さらにダイスは振りなおしができます。気に入らない目だったら何回でも振りなおせるのですが、その際「×」が出てしまうとコマを戻して手番が終了してしまいます。ダイスゲームらしいギャンブルの醍醐味がよく味わえます。
Hammerさん、のーべーさん、坂本さん、Tさん、私の5名でプレイし、のーべーさんが淡々と高得点を出して勝利。一度負け始めるとダイスの振り直しを何度もやってしまい、×が出てさらに負けが込むという具合で、勝気満々では勝てないあたり、クニツィアらしいジレンマが潜んでいるといえるでしょう。
ドン(Don/M.Schacht/Queen 2001)
マフィアとなって街区を占領していくゲームなんですが、テーマはそこそこにして、ひねりの効いた競りゲームです。
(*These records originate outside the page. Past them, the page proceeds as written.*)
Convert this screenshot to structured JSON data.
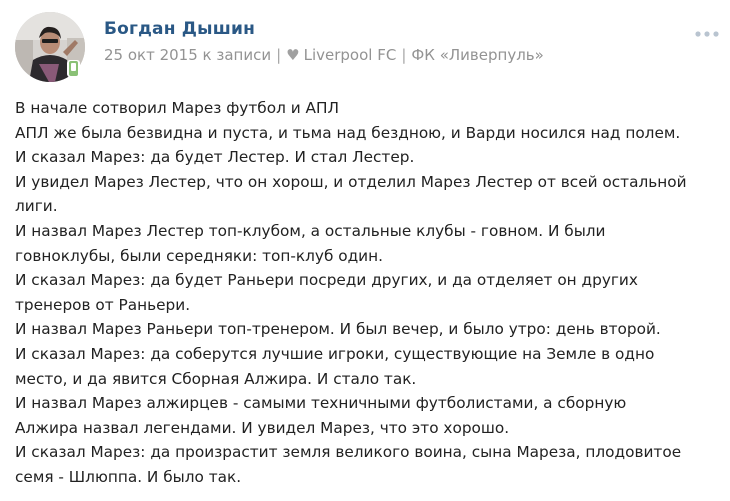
{
  "author": {
    "name": "Богдан Дышин",
    "online_icon": "mobile-phone-icon"
  },
  "meta": {
    "date": "25 окт 2015 к записи",
    "separator": "|",
    "heart_icon": "heart-icon",
    "heart_glyph": "♥",
    "club_en": "Liverpool FC",
    "club_ru": "ФК «Ливерпуль»"
  },
  "actions": {
    "more_icon": "more-dots-icon"
  },
  "post": {
    "lines": [
      "В начале сотворил Марез футбол и АПЛ",
      "АПЛ же была безвидна и пуста, и тьма над бездною, и Варди носился над полем.",
      "И сказал Марез: да будет Лестер. И стал Лестер.",
      "И увидел Марез Лестер, что он хорош, и отделил Марез Лестер от всей остальной",
      "лиги.",
      "И назвал Марез Лестер топ-клубом, а остальные клубы - говном. И были",
      "говноклубы, были середняки: топ-клуб один.",
      "И сказал Марез: да будет Раньери посреди других, и да отделяет он других",
      "тренеров от Раньери.",
      "И назвал Марез Раньери топ-тренером. И был вечер, и было утро: день второй.",
      "И сказал Марез: да соберутся лучшие игроки, существующие на Земле в одно",
      "место, и да явится Сборная Алжира. И стало так.",
      "И назвал Марез алжирцев - самыми техничными футболистами, а сборную",
      "Алжира назвал легендами. И увидел Марез, что это хорошо.",
      "И сказал Марез: да произрастит земля великого воина, сына Мареза, плодовитое",
      "семя - Шлюппа. И было так."
    ]
  },
  "colors": {
    "name_link": "#2a5885",
    "meta_text": "#939393",
    "body_text": "#222222",
    "online_badge": "#8ac176"
  }
}
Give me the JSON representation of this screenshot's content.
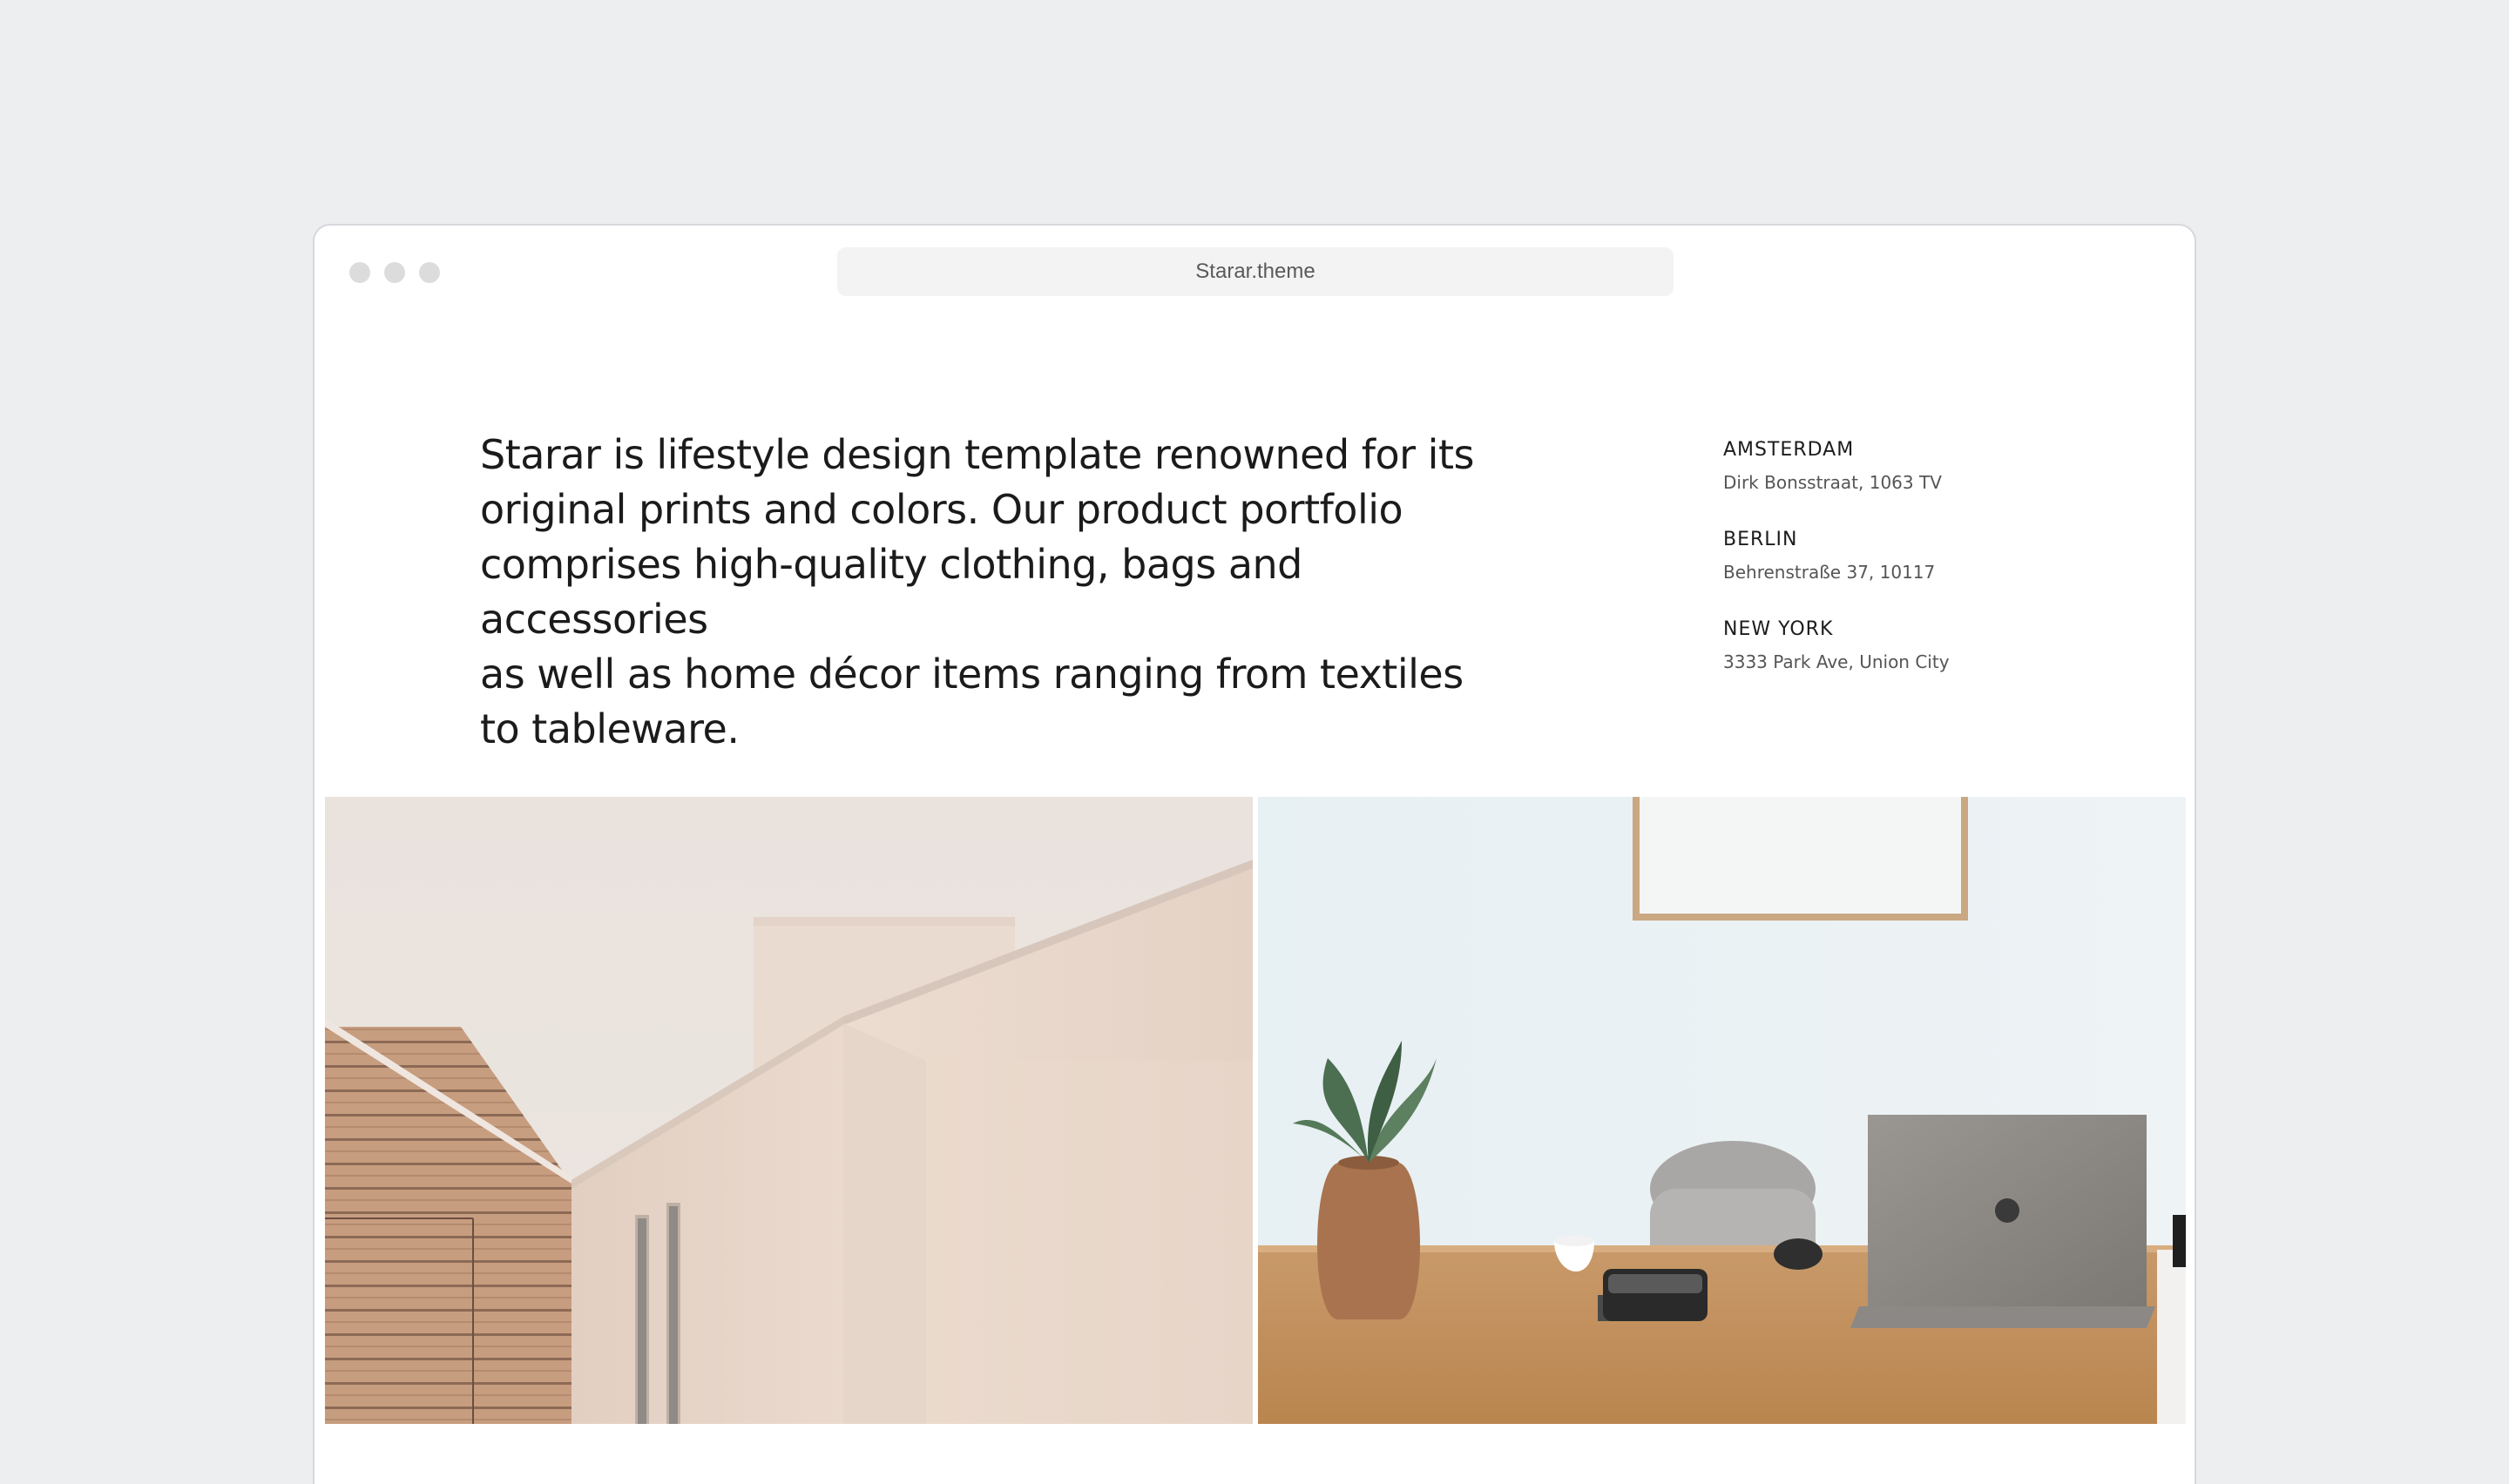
{
  "browser": {
    "url": "Starar.theme"
  },
  "intro": {
    "lines": [
      "Starar is lifestyle design template renowned for its",
      "original prints and colors. Our product portfolio",
      "comprises high-quality clothing, bags and accessories",
      "as well as home décor items ranging from textiles",
      "to tableware."
    ]
  },
  "locations": [
    {
      "city": "AMSTERDAM",
      "address": "Dirk Bonsstraat, 1063 TV"
    },
    {
      "city": "BERLIN",
      "address": "Behrenstraße 37, 10117"
    },
    {
      "city": "NEW YORK",
      "address": "3333 Park Ave, Union City"
    }
  ],
  "gallery": {
    "images": [
      {
        "icon": "architecture-photo"
      },
      {
        "icon": "desk-workspace-photo"
      }
    ]
  }
}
内容はこちら。人数が増えると貧富の差が拡大します。街区を再販するという方法もあるのですが、2人でお金をやり取りしているケースが続くと、残りの人は取り残されるように感じました。同じメンバーで何度か遊んでいくと、もっと駆け引きが出るのかもしれません。のごさん、のーべーさん、Mさん、Tさん、Sさん、私の6人でプレイし、序盤にいい値を抑えたTさんがダントツで1位。